Dons aux organismes: Tracadie forcée de faire des choix difficiles

Il ne servira pratiquement à rien aux organismes de la Municipalité régionale de Tracadie d’aller cogner à la porte de la Ville afin d’obtenir quelques précieux dollars en dons pour 2021.

Les élus ont établi une somme de 98 000$ dans le budget 2021 dans l’aide aux organisations communautaires, artistiques et sportives du territoire. On est loin des 215 000$ de l’année précédente.

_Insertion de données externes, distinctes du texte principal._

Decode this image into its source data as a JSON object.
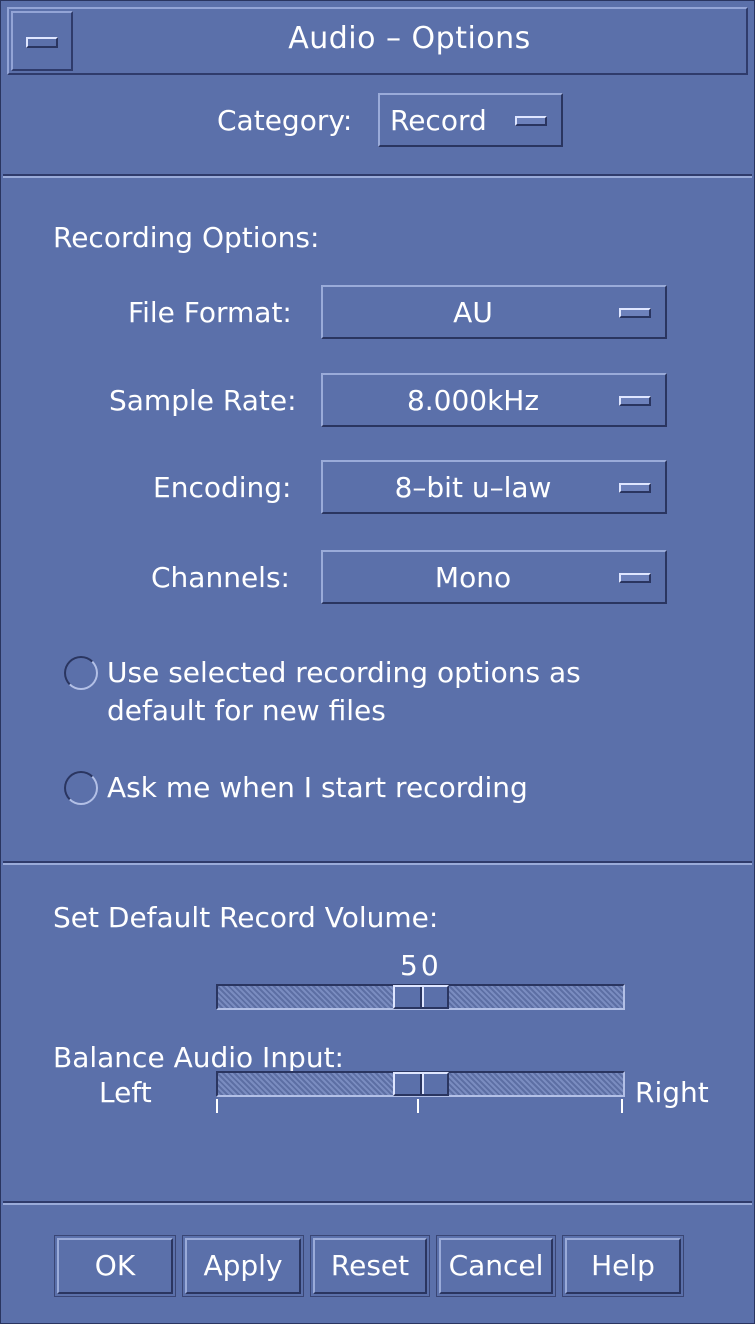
{
  "window": {
    "title": "Audio – Options"
  },
  "category": {
    "label": "Category:",
    "value": "Record"
  },
  "recording": {
    "heading": "Recording Options:",
    "file_format": {
      "label": "File Format:",
      "value": "AU"
    },
    "sample_rate": {
      "label": "Sample Rate:",
      "value": "8.000kHz"
    },
    "encoding": {
      "label": "Encoding:",
      "value": "8–bit u–law"
    },
    "channels": {
      "label": "Channels:",
      "value": "Mono"
    },
    "radio_default_line1": "Use selected recording options as",
    "radio_default_line2": "default for new files",
    "radio_ask": "Ask me when I start recording",
    "radio_default_selected": false,
    "radio_ask_selected": false
  },
  "volume": {
    "heading": "Set Default Record Volume:",
    "value_text": "50",
    "value": 50,
    "max": 100
  },
  "balance": {
    "heading": "Balance Audio Input:",
    "left_label": "Left",
    "right_label": "Right",
    "value": 0.5
  },
  "buttons": {
    "ok": "OK",
    "apply": "Apply",
    "reset": "Reset",
    "cancel": "Cancel",
    "help": "Help"
  },
  "colors": {
    "background": "#5b70aa",
    "text": "#ffffff",
    "shadow": "#2a3560",
    "highlight": "#9aabd9"
  },
  "icons": {
    "window_menu": "window-menu-icon",
    "option_indicator": "option-menu-indicator-icon"
  }
}
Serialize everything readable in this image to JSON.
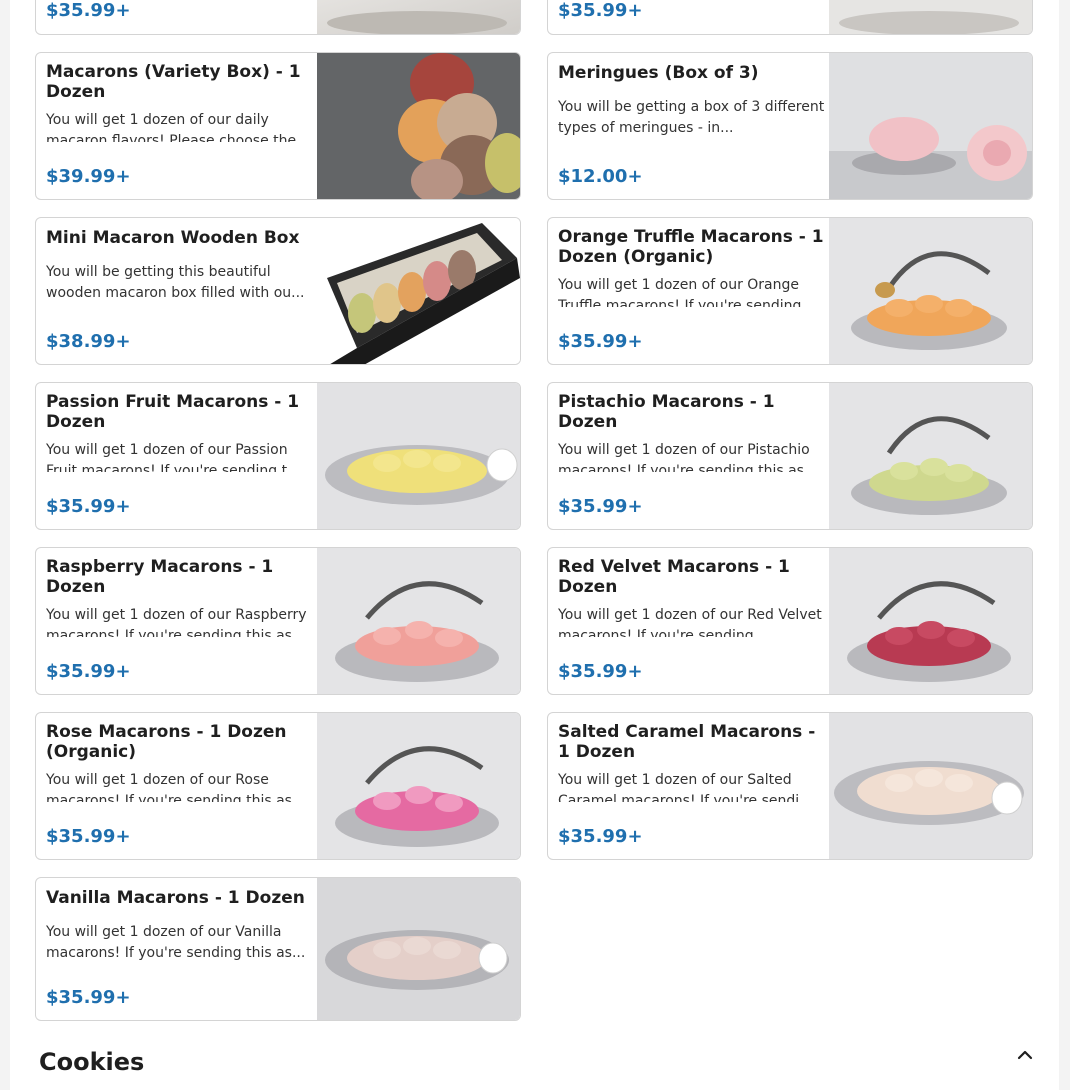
{
  "top_cards": [
    {
      "price": "$35.99+"
    },
    {
      "price": "$35.99+"
    }
  ],
  "items": [
    {
      "title": "Macarons (Variety Box) - 1 Dozen",
      "desc": "You will get 1 dozen of our daily macaron flavors! Please choose the",
      "price": "$39.99+",
      "image": "variety-macarons-image"
    },
    {
      "title": "Meringues (Box of 3)",
      "desc": "You will be getting a box of 3 different types of meringues - in...",
      "price": "$12.00+",
      "image": "meringues-image"
    },
    {
      "title": "Mini Macaron Wooden Box",
      "desc": "You will be getting this beautiful wooden macaron box filled with ou...",
      "price": "$38.99+",
      "image": "wooden-box-image"
    },
    {
      "title": "Orange Truffle Macarons - 1 Dozen (Organic)",
      "desc": "You will get 1 dozen of our Orange Truffle macarons! If you're sending",
      "price": "$35.99+",
      "image": "orange-macarons-image"
    },
    {
      "title": "Passion Fruit Macarons - 1 Dozen",
      "desc": "You will get 1 dozen of our Passion Fruit macarons! If you're sending t",
      "price": "$35.99+",
      "image": "passion-fruit-macarons-image"
    },
    {
      "title": "Pistachio Macarons - 1 Dozen",
      "desc": "You will get 1 dozen of our Pistachio macarons! If you're sending this as",
      "price": "$35.99+",
      "image": "pistachio-macarons-image"
    },
    {
      "title": "Raspberry Macarons - 1 Dozen",
      "desc": "You will get 1 dozen of our Raspberry macarons! If you're sending this as",
      "price": "$35.99+",
      "image": "raspberry-macarons-image"
    },
    {
      "title": "Red Velvet Macarons - 1 Dozen",
      "desc": "You will get 1 dozen of our Red Velvet macarons! If you're sending",
      "price": "$35.99+",
      "image": "red-velvet-macarons-image"
    },
    {
      "title": "Rose Macarons - 1 Dozen (Organic)",
      "desc": "You will get 1 dozen of our Rose macarons! If you're sending this as",
      "price": "$35.99+",
      "image": "rose-macarons-image"
    },
    {
      "title": "Salted Caramel Macarons - 1 Dozen",
      "desc": "You will get 1 dozen of our Salted Caramel macarons! If you're sendi",
      "price": "$35.99+",
      "image": "salted-caramel-macarons-image"
    },
    {
      "title": "Vanilla Macarons - 1 Dozen",
      "desc": "You will get 1 dozen of our Vanilla macarons! If you're sending this as...",
      "price": "$35.99+",
      "image": "vanilla-macarons-image"
    }
  ],
  "section": {
    "title": "Cookies",
    "icon": "chevron-up-icon"
  },
  "colors": {
    "price": "#1f6fae",
    "border": "#d4d4d4"
  }
}
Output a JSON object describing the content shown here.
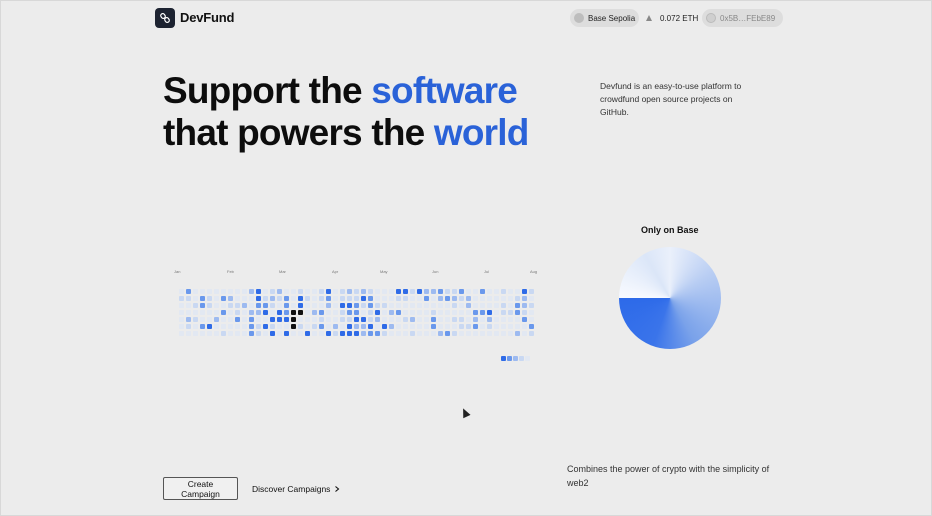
{
  "brand": {
    "name": "DevFund",
    "logo_icon": "link-icon"
  },
  "header": {
    "network_label": "Base Sepolia",
    "balance": "0.072 ETH",
    "address": "0x5B…FEbE89"
  },
  "hero": {
    "line1_plain": "Support the",
    "line1_accent": "software",
    "line2_plain": "that powers the",
    "line2_accent": "world",
    "accent_color": "#2a62d8"
  },
  "intro": "Devfund is an easy-to-use platform to crowdfund open source projects on GitHub.",
  "activity": {
    "months": [
      "Jan",
      "Feb",
      "Mar",
      "Apr",
      "May",
      "Jun",
      "Jul",
      "Aug"
    ],
    "levels": [
      "#e2e8f2",
      "#c9d8f2",
      "#9dbaf0",
      "#6a98ec",
      "#2f6be7"
    ],
    "highlight_color": "#111111"
  },
  "pie": {
    "title": "Only on Base"
  },
  "actions": {
    "create_label": "Create Campaign",
    "discover_label": "Discover Campaigns"
  },
  "tagline": "Combines the power of crypto with the simplicity of web2"
}
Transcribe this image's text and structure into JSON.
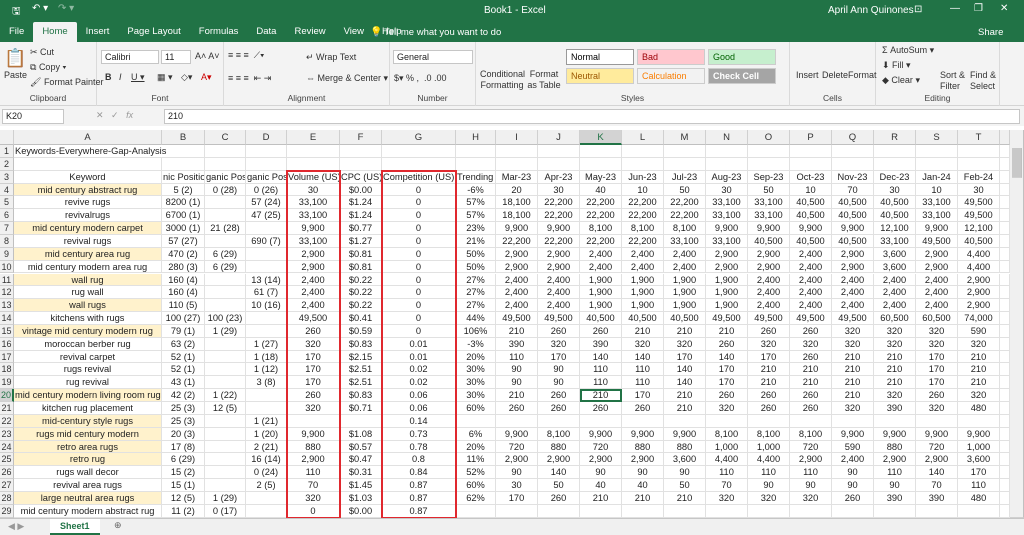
{
  "window": {
    "title": "Book1  -  Excel",
    "user": "April Ann Quinones",
    "share": "Share"
  },
  "tabs": [
    "File",
    "Home",
    "Insert",
    "Page Layout",
    "Formulas",
    "Data",
    "Review",
    "View",
    "Help"
  ],
  "tell_me": "Tell me what you want to do",
  "ribbon": {
    "clipboard": {
      "label": "Clipboard",
      "paste": "Paste",
      "cut": "Cut",
      "copy": "Copy",
      "format_painter": "Format Painter"
    },
    "font": {
      "label": "Font",
      "name": "Calibri",
      "size": "11"
    },
    "alignment": {
      "label": "Alignment",
      "wrap": "Wrap Text",
      "merge": "Merge & Center"
    },
    "number": {
      "label": "Number",
      "format": "General"
    },
    "styles": {
      "label": "Styles",
      "conditional": "Conditional Formatting",
      "format_table": "Format as Table",
      "items": [
        {
          "name": "Normal",
          "bg": "#ffffff",
          "fg": "#000000"
        },
        {
          "name": "Bad",
          "bg": "#ffc7ce",
          "fg": "#9c0006"
        },
        {
          "name": "Good",
          "bg": "#c6efce",
          "fg": "#006100"
        },
        {
          "name": "Neutral",
          "bg": "#ffeb9c",
          "fg": "#9c5700"
        },
        {
          "name": "Calculation",
          "bg": "#f2f2f2",
          "fg": "#fa7d00"
        },
        {
          "name": "Check Cell",
          "bg": "#a5a5a5",
          "fg": "#ffffff"
        }
      ]
    },
    "cells": {
      "label": "Cells",
      "insert": "Insert",
      "delete": "Delete",
      "format": "Format"
    },
    "editing": {
      "label": "Editing",
      "autosum": "AutoSum",
      "fill": "Fill",
      "clear": "Clear",
      "sort": "Sort & Filter",
      "find": "Find & Select"
    }
  },
  "formula_bar": {
    "name_box": "K20",
    "value": "210"
  },
  "columns": [
    "A",
    "B",
    "C",
    "D",
    "E",
    "F",
    "G",
    "H",
    "I",
    "J",
    "K",
    "L",
    "M",
    "N",
    "O",
    "P",
    "Q",
    "R",
    "S",
    "T"
  ],
  "title_cell": "Keywords-Everywhere-Gap-Analysis",
  "headers": [
    "Keyword",
    "nic Positio",
    "ganic Positi",
    "ganic Posit",
    "Volume (US)",
    "CPC (US)",
    "Competition (US)",
    "Trending %",
    "Mar-23",
    "Apr-23",
    "May-23",
    "Jun-23",
    "Jul-23",
    "Aug-23",
    "Sep-23",
    "Oct-23",
    "Nov-23",
    "Dec-23",
    "Jan-24",
    "Feb-24"
  ],
  "highlight_color": "#fff2cc",
  "rows": [
    {
      "h": true,
      "c": [
        "mid century abstract rug",
        "5 (2)",
        "0 (28)",
        "0 (26)",
        "30",
        "$0.00",
        "0",
        "-6%",
        "20",
        "30",
        "40",
        "10",
        "50",
        "30",
        "50",
        "10",
        "70",
        "30",
        "10",
        "30"
      ]
    },
    {
      "h": false,
      "c": [
        "revive rugs",
        "8200 (1)",
        "",
        "57 (24)",
        "33,100",
        "$1.24",
        "0",
        "57%",
        "18,100",
        "22,200",
        "22,200",
        "22,200",
        "22,200",
        "33,100",
        "33,100",
        "40,500",
        "40,500",
        "40,500",
        "33,100",
        "49,500"
      ]
    },
    {
      "h": false,
      "c": [
        "revivalrugs",
        "6700 (1)",
        "",
        "47 (25)",
        "33,100",
        "$1.24",
        "0",
        "57%",
        "18,100",
        "22,200",
        "22,200",
        "22,200",
        "22,200",
        "33,100",
        "33,100",
        "40,500",
        "40,500",
        "40,500",
        "33,100",
        "49,500"
      ]
    },
    {
      "h": true,
      "c": [
        "mid century modern carpet",
        "3000 (1)",
        "21 (28)",
        "",
        "9,900",
        "$0.77",
        "0",
        "23%",
        "9,900",
        "9,900",
        "8,100",
        "8,100",
        "8,100",
        "9,900",
        "9,900",
        "9,900",
        "9,900",
        "12,100",
        "9,900",
        "12,100"
      ]
    },
    {
      "h": false,
      "c": [
        "revival rugs",
        "57 (27)",
        "",
        "690 (7)",
        "33,100",
        "$1.27",
        "0",
        "21%",
        "22,200",
        "22,200",
        "22,200",
        "22,200",
        "33,100",
        "33,100",
        "40,500",
        "40,500",
        "40,500",
        "33,100",
        "49,500",
        "40,500"
      ]
    },
    {
      "h": true,
      "c": [
        "mid century area rug",
        "470 (2)",
        "6 (29)",
        "",
        "2,900",
        "$0.81",
        "0",
        "50%",
        "2,900",
        "2,900",
        "2,400",
        "2,400",
        "2,400",
        "2,900",
        "2,900",
        "2,400",
        "2,900",
        "3,600",
        "2,900",
        "4,400"
      ]
    },
    {
      "h": false,
      "c": [
        "mid century modern area rug",
        "280 (3)",
        "6 (29)",
        "",
        "2,900",
        "$0.81",
        "0",
        "50%",
        "2,900",
        "2,900",
        "2,400",
        "2,400",
        "2,400",
        "2,900",
        "2,900",
        "2,400",
        "2,900",
        "3,600",
        "2,900",
        "4,400"
      ]
    },
    {
      "h": true,
      "c": [
        "wall rug",
        "160 (4)",
        "",
        "13 (14)",
        "2,400",
        "$0.22",
        "0",
        "27%",
        "2,400",
        "2,400",
        "1,900",
        "1,900",
        "1,900",
        "1,900",
        "2,400",
        "2,400",
        "2,400",
        "2,400",
        "2,400",
        "2,900"
      ]
    },
    {
      "h": false,
      "c": [
        "rug wall",
        "160 (4)",
        "",
        "61 (7)",
        "2,400",
        "$0.22",
        "0",
        "27%",
        "2,400",
        "2,400",
        "1,900",
        "1,900",
        "1,900",
        "1,900",
        "2,400",
        "2,400",
        "2,400",
        "2,400",
        "2,400",
        "2,900"
      ]
    },
    {
      "h": true,
      "c": [
        "wall rugs",
        "110 (5)",
        "",
        "10 (16)",
        "2,400",
        "$0.22",
        "0",
        "27%",
        "2,400",
        "2,400",
        "1,900",
        "1,900",
        "1,900",
        "1,900",
        "2,400",
        "2,400",
        "2,400",
        "2,400",
        "2,400",
        "2,900"
      ]
    },
    {
      "h": false,
      "c": [
        "kitchens with rugs",
        "100 (27)",
        "100 (23)",
        "",
        "49,500",
        "$0.41",
        "0",
        "44%",
        "49,500",
        "49,500",
        "40,500",
        "40,500",
        "40,500",
        "49,500",
        "49,500",
        "49,500",
        "49,500",
        "60,500",
        "60,500",
        "74,000"
      ]
    },
    {
      "h": true,
      "c": [
        "vintage mid century modern rug",
        "79 (1)",
        "1 (29)",
        "",
        "260",
        "$0.59",
        "0",
        "106%",
        "210",
        "260",
        "260",
        "210",
        "210",
        "210",
        "260",
        "260",
        "320",
        "320",
        "320",
        "590"
      ]
    },
    {
      "h": false,
      "c": [
        "moroccan berber rug",
        "63 (2)",
        "",
        "1 (27)",
        "320",
        "$0.83",
        "0.01",
        "-3%",
        "390",
        "320",
        "390",
        "320",
        "320",
        "260",
        "320",
        "320",
        "320",
        "320",
        "320",
        "320"
      ]
    },
    {
      "h": false,
      "c": [
        "revival carpet",
        "52 (1)",
        "",
        "1 (18)",
        "170",
        "$2.15",
        "0.01",
        "20%",
        "110",
        "170",
        "140",
        "140",
        "170",
        "140",
        "170",
        "260",
        "210",
        "210",
        "170",
        "210"
      ]
    },
    {
      "h": false,
      "c": [
        "rugs revival",
        "52 (1)",
        "",
        "1 (12)",
        "170",
        "$2.51",
        "0.02",
        "30%",
        "90",
        "90",
        "110",
        "110",
        "140",
        "170",
        "210",
        "210",
        "210",
        "210",
        "170",
        "210"
      ]
    },
    {
      "h": false,
      "c": [
        "rug revival",
        "43 (1)",
        "",
        "3 (8)",
        "170",
        "$2.51",
        "0.02",
        "30%",
        "90",
        "90",
        "110",
        "110",
        "140",
        "170",
        "210",
        "210",
        "210",
        "210",
        "170",
        "210"
      ]
    },
    {
      "h": true,
      "c": [
        "mid century modern living room rug",
        "42 (2)",
        "1 (22)",
        "",
        "260",
        "$0.83",
        "0.06",
        "30%",
        "210",
        "260",
        "210",
        "170",
        "210",
        "260",
        "260",
        "260",
        "210",
        "320",
        "260",
        "320"
      ]
    },
    {
      "h": false,
      "c": [
        "kitchen rug placement",
        "25 (3)",
        "12 (5)",
        "",
        "320",
        "$0.71",
        "0.06",
        "60%",
        "260",
        "260",
        "260",
        "260",
        "210",
        "320",
        "260",
        "260",
        "320",
        "390",
        "320",
        "480"
      ]
    },
    {
      "h": true,
      "c": [
        "mid-century style rugs",
        "25 (3)",
        "",
        "1 (21)",
        "",
        "",
        "0.14",
        "",
        "",
        "",
        "",
        "",
        "",
        "",
        "",
        "",
        "",
        "",
        "",
        ""
      ]
    },
    {
      "h": true,
      "c": [
        "rugs mid century modern",
        "20 (3)",
        "",
        "1 (20)",
        "9,900",
        "$1.08",
        "0.73",
        "6%",
        "9,900",
        "8,100",
        "9,900",
        "9,900",
        "9,900",
        "8,100",
        "8,100",
        "8,100",
        "9,900",
        "9,900",
        "9,900",
        "9,900"
      ]
    },
    {
      "h": true,
      "c": [
        "retro area rugs",
        "17 (8)",
        "",
        "2 (21)",
        "880",
        "$0.57",
        "0.78",
        "20%",
        "720",
        "880",
        "720",
        "880",
        "880",
        "1,000",
        "1,000",
        "720",
        "590",
        "880",
        "720",
        "1,000"
      ]
    },
    {
      "h": true,
      "c": [
        "retro rug",
        "6 (29)",
        "",
        "16 (14)",
        "2,900",
        "$0.47",
        "0.8",
        "11%",
        "2,900",
        "2,900",
        "2,900",
        "2,900",
        "3,600",
        "4,400",
        "4,400",
        "2,900",
        "2,400",
        "2,900",
        "2,900",
        "3,600"
      ]
    },
    {
      "h": false,
      "c": [
        "rugs wall decor",
        "15 (2)",
        "",
        "0 (24)",
        "110",
        "$0.31",
        "0.84",
        "52%",
        "90",
        "140",
        "90",
        "90",
        "90",
        "110",
        "110",
        "110",
        "90",
        "110",
        "140",
        "170"
      ]
    },
    {
      "h": false,
      "c": [
        "revival area rugs",
        "15 (1)",
        "",
        "2 (5)",
        "70",
        "$1.45",
        "0.87",
        "60%",
        "30",
        "50",
        "40",
        "40",
        "50",
        "70",
        "90",
        "90",
        "90",
        "90",
        "70",
        "110"
      ]
    },
    {
      "h": true,
      "c": [
        "large neutral area rugs",
        "12 (5)",
        "1 (29)",
        "",
        "320",
        "$1.03",
        "0.87",
        "62%",
        "170",
        "260",
        "210",
        "210",
        "210",
        "320",
        "320",
        "320",
        "260",
        "390",
        "390",
        "480"
      ]
    },
    {
      "h": false,
      "c": [
        "mid century modern abstract rug",
        "11 (2)",
        "0 (17)",
        "",
        "0",
        "$0.00",
        "0.87",
        "",
        "",
        "",
        "",
        "",
        "",
        "",
        "",
        "",
        "",
        "",
        "",
        ""
      ]
    }
  ],
  "sheets": [
    "Sheet1"
  ],
  "selected_cell": "K20"
}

Et ces 98 000$ sont déjà réservés. Il y a 2000$ qui vont à l’Hôpital de Bathurst dans une entente d’une durée de cinq ans. Le reste va à l’Académie Sainte-Famille, qui distribuera ce montant sous diverses formes aux organismes qu’elle abrite sous son toit, dont le Musée historique de Tracadie.

Cette nouvelle formule adoptée par la MRT n’est pas sans rappeler ce que fait la Ville de Caraquet et son Centre culturel.

Déjà, certains groupes laissent sous-entendre une forme de favoritisme dans la distribution de ces dons. Pour le maire Denis Losier, il s’agit plutôt d’assurer la survie de ceux qui ont pignon sur rue à l’Académie.

«Nous avons plus d’une trentaine d’organismes qui cognent à notre porte par année. Il a fallu faire des choix. Est-ce du favoritisme? On n’a pas de l’argent pour tout le monde. Nous avons donc décidé de prioriser les organismes sous l’Académie Sainte-Famille, car il en va de leur survie. Je ne me verrais pas passer devant une Académie fermée parce que la Ville ne l’a pas aidée», a-t-il expliqué.

Les élus doivent d’ailleurs adopter une résolution sur la question des dons, lundi, en réunion ordinaire. Il est proposé d’écrire une lettre à tout demandeur pour lui indiquer que leur requête sera réévaluée à l’automne 2021, advenant un surplus au budget de fonctionnement général de plus de 14,4 millions $.

«Nous ne disons pas non à ces organismes, précise le maire, conscient que cette position ne sera pas appréciée dans la communauté. Nous disons seulement que nous évaluerons ces demandes plus tard si la flexibilité financière nous le permet. On ne sait pas ce que nous réserve encore la crise de la COVID-19. On ne sait pas non plus à quel genre d’hiver nous serons confrontés. C’est comme s’il ne me restait plus que 100$ sur ma paie. Ma femme ne serait pas contente si j’en donnais 50$ à des organismes plutôt que de payer notre épicerie.»

À son avis, les citoyens sauront faire la part des choses dans ce dossier. Il ajoute que plusieurs organismes peuvent faire en sorte d’aller chercher ailleurs l’argent qu’ils allaient quérir habituellement à la Ville.

«Nous recevions des demandes de tout le monde et tout le monde pensait que la ville en donnerait. Mais notre réalité est différente, cette année, et il a fallu monter le taux de taxe foncière d’un cent partout (1,51$ dans les deux quartiers urbains et 0,91$ dans les six quartiers ruraux). Nous avons adopté un budget de prudence opérationnelle. Il ne faut pas oublier que nous devrions avoir un nouveau conseil municipal en mai 2021. Si les citoyens évaluent mon travail là-dessus, je crois qu’ils manquent le bateau», va jusqu’à constater le maire.